Was bleibt nach 34 Jahren Leben im Kiez? Diese Frage veranschaulichten wir vergangenen Sonntag auf dem angesagten Flohmarkt am Neuköllner Maybachufer. Mireille, seit langem aktiv im Bündnis Zwangsräumung Verhindern, muss von „Kreuzkölln“ nach Rudow ziehen und kommt damit einer Zwangsräumung zuvor. Die Vermieterin hatte kein Nachsehen. Klar, kann sie doch jetzt die Miete für die Wohnung in der Nähe der Schönleinstraße glatt verdoppeln.
Mit Mireille, ihren letzten Sachen, einem Megaphon und vielen Flyern ging es dann zu dem Ort, der für das hippe Kreuzkölln steht. Mireille ist gerne auf dem Flohmarkt und freut sich über die vielen Neuankömmlinge im Kiez. Sie selbst muss jetzt gehen.

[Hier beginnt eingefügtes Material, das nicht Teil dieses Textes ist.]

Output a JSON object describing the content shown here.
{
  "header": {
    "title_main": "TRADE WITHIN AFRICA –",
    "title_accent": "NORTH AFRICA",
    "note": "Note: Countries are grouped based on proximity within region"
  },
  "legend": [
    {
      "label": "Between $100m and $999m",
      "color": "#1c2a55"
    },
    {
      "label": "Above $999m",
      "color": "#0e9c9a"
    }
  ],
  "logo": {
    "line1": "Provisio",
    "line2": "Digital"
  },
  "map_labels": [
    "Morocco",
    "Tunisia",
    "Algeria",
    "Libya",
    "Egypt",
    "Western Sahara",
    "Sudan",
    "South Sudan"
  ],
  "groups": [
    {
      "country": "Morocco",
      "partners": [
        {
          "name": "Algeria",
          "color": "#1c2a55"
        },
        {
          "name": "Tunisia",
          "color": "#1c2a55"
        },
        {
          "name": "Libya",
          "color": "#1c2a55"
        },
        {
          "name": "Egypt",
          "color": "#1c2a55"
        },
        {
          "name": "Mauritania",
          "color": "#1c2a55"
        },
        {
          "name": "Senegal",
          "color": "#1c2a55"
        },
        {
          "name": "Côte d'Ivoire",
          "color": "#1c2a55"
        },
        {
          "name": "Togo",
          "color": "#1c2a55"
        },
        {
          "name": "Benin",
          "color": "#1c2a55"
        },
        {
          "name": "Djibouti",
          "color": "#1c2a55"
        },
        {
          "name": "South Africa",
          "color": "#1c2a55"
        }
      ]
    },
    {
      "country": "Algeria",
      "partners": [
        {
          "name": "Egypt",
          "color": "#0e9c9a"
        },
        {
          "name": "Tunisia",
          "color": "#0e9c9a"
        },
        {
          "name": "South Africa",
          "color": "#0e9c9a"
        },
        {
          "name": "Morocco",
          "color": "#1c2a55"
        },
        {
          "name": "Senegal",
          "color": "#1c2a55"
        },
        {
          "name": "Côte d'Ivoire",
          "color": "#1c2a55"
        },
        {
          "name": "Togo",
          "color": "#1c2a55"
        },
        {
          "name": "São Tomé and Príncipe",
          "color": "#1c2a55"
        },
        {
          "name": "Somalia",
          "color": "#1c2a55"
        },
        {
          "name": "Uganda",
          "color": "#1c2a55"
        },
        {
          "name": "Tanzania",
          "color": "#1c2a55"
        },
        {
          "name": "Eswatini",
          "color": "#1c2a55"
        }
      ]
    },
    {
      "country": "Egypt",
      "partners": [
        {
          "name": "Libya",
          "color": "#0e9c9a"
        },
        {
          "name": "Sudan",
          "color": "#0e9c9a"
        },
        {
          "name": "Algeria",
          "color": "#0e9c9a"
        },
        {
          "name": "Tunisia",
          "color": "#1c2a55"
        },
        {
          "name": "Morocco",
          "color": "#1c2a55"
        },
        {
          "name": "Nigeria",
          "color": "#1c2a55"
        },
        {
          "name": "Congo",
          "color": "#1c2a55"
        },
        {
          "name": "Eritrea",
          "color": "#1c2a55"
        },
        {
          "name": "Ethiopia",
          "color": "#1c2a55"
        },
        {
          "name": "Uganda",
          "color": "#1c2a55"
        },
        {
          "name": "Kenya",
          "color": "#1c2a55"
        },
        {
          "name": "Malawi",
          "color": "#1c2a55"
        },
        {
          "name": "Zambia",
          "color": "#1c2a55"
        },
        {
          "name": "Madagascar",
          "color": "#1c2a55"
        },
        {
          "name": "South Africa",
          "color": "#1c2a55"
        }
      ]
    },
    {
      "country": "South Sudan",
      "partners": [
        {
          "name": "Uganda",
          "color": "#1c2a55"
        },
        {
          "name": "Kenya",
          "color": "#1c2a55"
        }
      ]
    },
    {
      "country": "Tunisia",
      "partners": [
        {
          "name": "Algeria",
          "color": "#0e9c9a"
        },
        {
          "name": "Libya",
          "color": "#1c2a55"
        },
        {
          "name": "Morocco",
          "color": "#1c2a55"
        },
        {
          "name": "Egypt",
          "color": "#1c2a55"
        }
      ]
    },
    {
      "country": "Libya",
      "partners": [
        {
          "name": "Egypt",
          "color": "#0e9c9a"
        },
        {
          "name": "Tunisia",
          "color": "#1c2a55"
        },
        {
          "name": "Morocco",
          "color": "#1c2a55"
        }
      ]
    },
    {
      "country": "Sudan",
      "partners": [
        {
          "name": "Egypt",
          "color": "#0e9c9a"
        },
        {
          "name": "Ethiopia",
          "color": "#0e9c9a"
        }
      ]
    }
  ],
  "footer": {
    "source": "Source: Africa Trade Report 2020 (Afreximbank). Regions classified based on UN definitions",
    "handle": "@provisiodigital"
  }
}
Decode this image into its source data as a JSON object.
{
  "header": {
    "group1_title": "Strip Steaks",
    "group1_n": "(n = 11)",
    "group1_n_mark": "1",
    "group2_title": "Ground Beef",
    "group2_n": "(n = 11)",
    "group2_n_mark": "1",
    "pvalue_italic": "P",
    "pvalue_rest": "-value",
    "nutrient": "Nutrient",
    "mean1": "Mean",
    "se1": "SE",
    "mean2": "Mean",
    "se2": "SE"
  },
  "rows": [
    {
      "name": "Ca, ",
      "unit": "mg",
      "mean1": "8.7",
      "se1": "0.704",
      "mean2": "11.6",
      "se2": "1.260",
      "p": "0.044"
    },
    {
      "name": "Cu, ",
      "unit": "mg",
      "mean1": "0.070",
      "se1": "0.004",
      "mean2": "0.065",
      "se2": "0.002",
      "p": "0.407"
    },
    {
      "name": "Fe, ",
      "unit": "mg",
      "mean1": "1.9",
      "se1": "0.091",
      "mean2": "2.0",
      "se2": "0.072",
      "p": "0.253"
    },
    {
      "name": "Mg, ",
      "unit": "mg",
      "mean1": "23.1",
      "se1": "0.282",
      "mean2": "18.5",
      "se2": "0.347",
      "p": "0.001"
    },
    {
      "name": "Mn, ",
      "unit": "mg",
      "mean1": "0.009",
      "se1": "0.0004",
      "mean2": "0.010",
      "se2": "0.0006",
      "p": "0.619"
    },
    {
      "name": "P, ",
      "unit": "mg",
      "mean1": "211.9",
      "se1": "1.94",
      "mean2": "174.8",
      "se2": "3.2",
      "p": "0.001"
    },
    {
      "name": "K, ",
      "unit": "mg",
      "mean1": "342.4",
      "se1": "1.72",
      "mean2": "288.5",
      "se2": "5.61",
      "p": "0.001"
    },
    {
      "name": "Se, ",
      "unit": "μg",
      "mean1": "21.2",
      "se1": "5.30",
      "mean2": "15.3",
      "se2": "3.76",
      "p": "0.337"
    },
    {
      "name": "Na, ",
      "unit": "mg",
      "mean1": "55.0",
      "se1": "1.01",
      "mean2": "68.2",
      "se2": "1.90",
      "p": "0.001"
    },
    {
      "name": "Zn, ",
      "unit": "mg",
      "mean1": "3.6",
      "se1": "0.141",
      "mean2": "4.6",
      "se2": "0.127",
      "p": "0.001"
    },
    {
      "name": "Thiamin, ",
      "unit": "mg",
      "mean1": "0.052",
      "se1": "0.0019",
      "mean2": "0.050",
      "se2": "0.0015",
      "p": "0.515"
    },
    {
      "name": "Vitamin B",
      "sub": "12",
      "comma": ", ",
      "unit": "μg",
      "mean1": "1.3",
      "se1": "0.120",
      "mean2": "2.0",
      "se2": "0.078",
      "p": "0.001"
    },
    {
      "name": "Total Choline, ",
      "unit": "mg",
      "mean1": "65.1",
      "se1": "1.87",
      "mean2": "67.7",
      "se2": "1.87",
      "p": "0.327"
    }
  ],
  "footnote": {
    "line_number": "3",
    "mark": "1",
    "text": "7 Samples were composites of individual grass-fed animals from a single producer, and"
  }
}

Mireille, 61: Geschichte einer ganz normalen Verdrängung
Kreuzkölln 1980 zieht Mireille in ihre Wohnung in der Schinkestraße, eine Minute vom Maybachufer entfernt. Kreuzkölln gabs noch nicht, der Norden Neuköllns war Westberliner Rand, besetzte Häuser, viele Wohngemeinschaften, eine offene und solidarische Atmosphäre im Kiez. Gegenseitige Unterstützung, gemeinsames Kochen, am Landwehrkanal die Sonne genießen, genau so, wie Mensch sich eine gute Nachbarschaft vorstellt. Mireille, aufgewachsen in Casablanca und Paris kam 1979 nach Berlin – natürlich der Liebe wegen. Sie hat für die Alliierten am Flughafen Tegel als Fremdsprachenkorrespondentin und später als Übersetzerin und Dolmetscherin gearbeitet.
Vor ungefähr 10 Jahren dann begann der Ärger um die Wohnung. Die Erbengeneration hatte die Geschäfte übernommen und Profite gerochen. Der Kiez war schon im Wandel, der Berliner Immobilienmarkt erfuhr zunehmend wachsende Aufmerksamkeit, die Leerstände wurden weniger und die Mieten fingen an zu steigen. Dann gab es Streitigkeiten wegen nicht behobener Wasserschäden, Fahrräder wurden von der Hausverwaltung aus dem Keller entfernt und alles getan, um Mireille, die mittlerweile eine vergleichsweise günstige Miete zahlte, das Leben in ihrer Wohnung zu erschweren.
Als sie ihre Arbeit verlor, verlor sie auch den Überblick und die Kraft sich um die juristischen Auseinandersetzungen mit den Eigentümer*innen zu kümmern. Die meisten alten Bekannten und Freund*innen waren längst weg gezogen, aus Wohngemeinschaften wurden Luxus-Lofts und die Trödelläden wichen schicken Bars und Geschäfte junger Modedesigner*innen. Mireille gefallen die neuen Läden und die interessanten Menschen aus aller Welt, nur die Solidarität fehlt ihr.
Eine Räumungsklage gegen sie, wegen angeblicher Mietrückstände, weil sie ihre Mietzahlungen nicht schnell genug an die ständigen Erhöhungen anpasste, wurde vom Amtsgericht zurückgewiesen. Das Landgericht allerdings rechnete anders und fand irgendwo die benötigten zwei Monatsmieten Rückstand und entschied wie so oft für die Eigentümer*innen. Heute, am 30. November 2014 hat Mireille die letzten Sachen aus der Wohnung geholt, in der sie 34 Jahre lebte.
Mireille ist seit zwei Jahren im Bündnis Zwangsräumung verhindern! aktiv. Wie die meisten Menschen, hat sie nicht bis zur Zwangsräumung durch den Gerichtsvollzieher gewartet. Sie hat Glück im Unglück und landet nicht auf der Straße. Sie hat eine kleine, teuere Wohnung in Rudow gefunden. Mireille bekommt ungewollt die Chance, sich mit 61 Jahren nochmal ein vollkommen neues Wohnumfeld aufzubauen. Das ist die Geschichte einer ganz normalen Verdrängung.